Parigi Moutong, PUSATWARTA.ID — Pengabdian di dunia pendidikan tidak selalu lahir dari fasilitas yang lengkap. Bagi Ustadz H. Abd. Djalil G. Bua dan almarhumah Ustadzah Hj. Fauziah Ismail, pendidikan justru menjadi jalan panjang untuk mengabdi kepada masyarakat.
Keduanya mengenal dunia pendidikan dan nilai-nilai pengabdian sejak menempuh pendidikan di Madrasah Diniyah Awaliyah (MDA) dan Muallimin Alkhairaat Palu, Sulawesi Tengah.
Di lingkungan pendidikan Alkhairaat, keduanya tidak hanya mempelajari fikih, tafsir, hadis dan ilmu agama lainnya, tetapi juga memperoleh pemahaman bahwa ilmu harus diamalkan dan dibagikan kepada masyarakat.
Nilai tersebut kemudian diwujudkan Abd. Djalil ketika mulai mengajar di Madrasah Alkhairaat Desa Dolago pada 10 Juni 1972.
Saat itu, kondisi pendidikan madrasah di Dolago masih jauh dari memadai. Fasilitas terbatas, ruang belajar sederhana dan berbagai kebutuhan pendidikan belum sepenuhnya tersedia.
Namun keterbatasan tersebut tidak menyurutkan semangat masyarakat untuk mempertahankan keberadaan madrasah.
Bagi warga, madrasah menjadi tempat penting untuk membekali anak-anak dengan ilmu agama, pengetahuan sekaligus akhlak.Di tengah kondisi itulah Abd. Djalil memulai pengabdiannya sebagai guru.
Setahun kemudian, pada 1973, perjalanan pengabdian tersebut semakin lengkap setelah Abd.

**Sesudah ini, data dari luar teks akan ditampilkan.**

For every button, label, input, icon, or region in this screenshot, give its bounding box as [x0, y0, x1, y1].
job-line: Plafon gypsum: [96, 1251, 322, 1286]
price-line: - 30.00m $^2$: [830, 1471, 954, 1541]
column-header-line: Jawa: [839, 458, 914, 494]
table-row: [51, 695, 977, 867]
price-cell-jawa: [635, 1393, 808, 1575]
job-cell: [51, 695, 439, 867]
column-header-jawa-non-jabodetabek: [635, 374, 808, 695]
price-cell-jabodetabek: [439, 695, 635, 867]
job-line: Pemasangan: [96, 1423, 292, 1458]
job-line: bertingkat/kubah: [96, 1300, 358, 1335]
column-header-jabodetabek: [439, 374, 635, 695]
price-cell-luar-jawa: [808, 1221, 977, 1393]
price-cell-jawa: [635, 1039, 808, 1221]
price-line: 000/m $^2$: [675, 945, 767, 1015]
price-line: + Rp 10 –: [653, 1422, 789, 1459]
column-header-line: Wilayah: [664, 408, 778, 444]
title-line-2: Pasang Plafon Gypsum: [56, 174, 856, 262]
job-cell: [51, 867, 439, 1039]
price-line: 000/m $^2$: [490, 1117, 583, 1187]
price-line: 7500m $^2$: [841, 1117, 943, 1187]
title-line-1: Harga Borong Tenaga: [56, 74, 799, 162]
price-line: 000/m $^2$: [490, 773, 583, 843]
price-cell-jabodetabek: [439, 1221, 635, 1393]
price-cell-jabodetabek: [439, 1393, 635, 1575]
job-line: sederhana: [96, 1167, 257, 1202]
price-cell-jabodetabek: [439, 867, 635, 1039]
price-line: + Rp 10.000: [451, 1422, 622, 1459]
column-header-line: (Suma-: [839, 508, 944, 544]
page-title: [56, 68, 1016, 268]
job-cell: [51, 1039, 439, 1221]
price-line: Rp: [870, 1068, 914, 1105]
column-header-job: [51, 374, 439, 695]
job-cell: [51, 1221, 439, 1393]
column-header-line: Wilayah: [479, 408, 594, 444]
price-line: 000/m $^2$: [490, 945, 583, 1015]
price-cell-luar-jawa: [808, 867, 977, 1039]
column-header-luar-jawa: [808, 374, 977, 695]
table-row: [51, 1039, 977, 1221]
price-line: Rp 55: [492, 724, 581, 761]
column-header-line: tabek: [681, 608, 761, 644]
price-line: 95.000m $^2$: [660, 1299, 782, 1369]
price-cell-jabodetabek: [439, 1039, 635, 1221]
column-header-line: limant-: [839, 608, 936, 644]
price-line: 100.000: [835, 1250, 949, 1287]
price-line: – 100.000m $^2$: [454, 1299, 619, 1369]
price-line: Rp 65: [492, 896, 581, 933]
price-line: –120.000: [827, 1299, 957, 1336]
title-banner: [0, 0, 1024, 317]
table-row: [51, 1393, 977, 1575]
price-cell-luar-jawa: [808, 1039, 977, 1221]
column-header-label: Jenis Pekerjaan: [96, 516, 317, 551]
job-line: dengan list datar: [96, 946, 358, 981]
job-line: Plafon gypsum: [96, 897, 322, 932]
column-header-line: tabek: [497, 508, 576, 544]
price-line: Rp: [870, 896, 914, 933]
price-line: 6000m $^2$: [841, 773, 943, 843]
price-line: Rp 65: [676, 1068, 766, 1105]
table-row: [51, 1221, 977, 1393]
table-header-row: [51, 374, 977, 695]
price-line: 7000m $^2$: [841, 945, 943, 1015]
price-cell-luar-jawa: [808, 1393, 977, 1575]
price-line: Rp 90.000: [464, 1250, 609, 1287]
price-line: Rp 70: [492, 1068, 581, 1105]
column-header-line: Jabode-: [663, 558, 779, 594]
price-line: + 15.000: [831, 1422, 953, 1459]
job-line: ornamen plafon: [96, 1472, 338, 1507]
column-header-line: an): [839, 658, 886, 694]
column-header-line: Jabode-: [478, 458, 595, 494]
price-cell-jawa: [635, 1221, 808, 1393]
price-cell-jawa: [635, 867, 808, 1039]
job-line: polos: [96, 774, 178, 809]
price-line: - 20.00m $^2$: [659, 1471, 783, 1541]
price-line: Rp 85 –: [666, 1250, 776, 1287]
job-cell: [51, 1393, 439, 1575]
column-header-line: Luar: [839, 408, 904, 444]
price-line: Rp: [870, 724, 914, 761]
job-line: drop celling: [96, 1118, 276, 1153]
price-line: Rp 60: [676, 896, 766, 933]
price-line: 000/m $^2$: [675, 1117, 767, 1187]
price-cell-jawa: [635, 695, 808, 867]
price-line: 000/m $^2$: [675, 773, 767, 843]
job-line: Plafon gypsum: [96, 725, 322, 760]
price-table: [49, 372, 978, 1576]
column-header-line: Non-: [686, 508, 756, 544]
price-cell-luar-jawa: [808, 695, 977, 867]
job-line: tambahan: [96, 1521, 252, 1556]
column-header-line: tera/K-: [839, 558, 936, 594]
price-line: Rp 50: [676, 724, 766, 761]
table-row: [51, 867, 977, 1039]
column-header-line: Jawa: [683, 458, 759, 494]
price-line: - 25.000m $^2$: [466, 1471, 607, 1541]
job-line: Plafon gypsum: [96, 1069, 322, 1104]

Djalil menikahi Fauziah Ismail, perempuan asal Masigi, Parigi.
Sejak saat itu, kehidupan keduanya tidak dapat dipisahkan dari aktivitas pendidikan dan kehidupan masyarakat Dolago.
Sebagai pasangan yang sama-sama memiliki latar pendidikan Alkhairaat, keduanya turut menjaga keberlangsungan madrasah di tengah keterbatasan.
Namun kiprah Abd. Djalil bersama Alkhairaat tidak berhenti di Dolago.
Sejak 1 Januari 1971, ketika K.H. Moh. Sholeh ZA Damar datang ke Parigi sebagai utusan Pengurus Besar Alkhairaat Palu untuk mengajar di madrasah Alkhairaat, Abd. Djalil mulai mendampingi sang kyai.
Hubungan tersebut berlangsung selama puluhan tahun. Abd. Djalil hampir setiap hari berada di sisi K.H. Moh. Sholeh ZA Damar hingga kemudian dikenal sebagai “sekretaris abadi” sang guru.
Pengabdian itu berlangsung dari 1971 hingga 2006, sampai K.H. Moh. Sholeh ZA Damar wafat.
Sepeninggal sang kyai, Abd. Djalil kembali melanjutkan tugas mendampingi penerusnya, K.H. Makmur ZA Damar.
Kesetiaan tersebut kembali berlangsung hingga K.H. Makmur ZA Damar wafat pada 2010.
Dalam kesaksian Muhammad Nur Damar, kedekatan Abd. Djalil dengan K.H. Makmur begitu kuat. Ia menggambarkan Abd. Djalil seperti bayangan yang selalu berada di dekat sang kyai dalam menjalankan aktivitasnya.
Dua sosok guru yang selama puluhan tahun menjadi bagian penting dalam perjalanan hidup Abd. Djalil telah berpulang. Namun nilai pengabdian yang mereka wariskan tidak ikut berhenti.
Abd. Djalil tetap berada di lingkungan Alkhairaat dan meneruskan pengabdian yang telah menjadi bagian dari perjalanan hidupnya.
Bagi keluarga dan masyarakat, perjalanan Abd. Djalil bersama almarhumah Fauziah bukan sekadar kisah seorang guru dan istrinya.
Lebih dari itu, keduanya meninggalkan jejak tentang bagaimana pendidikan, keteladanan dan pengabdian dapat dirawat lintas generasi.
Dari ruang-ruang madrasah yang sederhana di Dolago hingga perjalanan panjang mendampingi para kyai Alkhairaat, pengabdian keduanya menjadi bagian dari sejarah pendidikan keagamaan di Parigi Moutong.
Jejak itu kini tidak hanya menjadi kenangan, tetapi juga menjadi warisan nilai bagi generasi berikutnya: bahwa ilmu akan memiliki makna ketika digunakan untuk mengabdi dan memberi manfaat bagi sesama.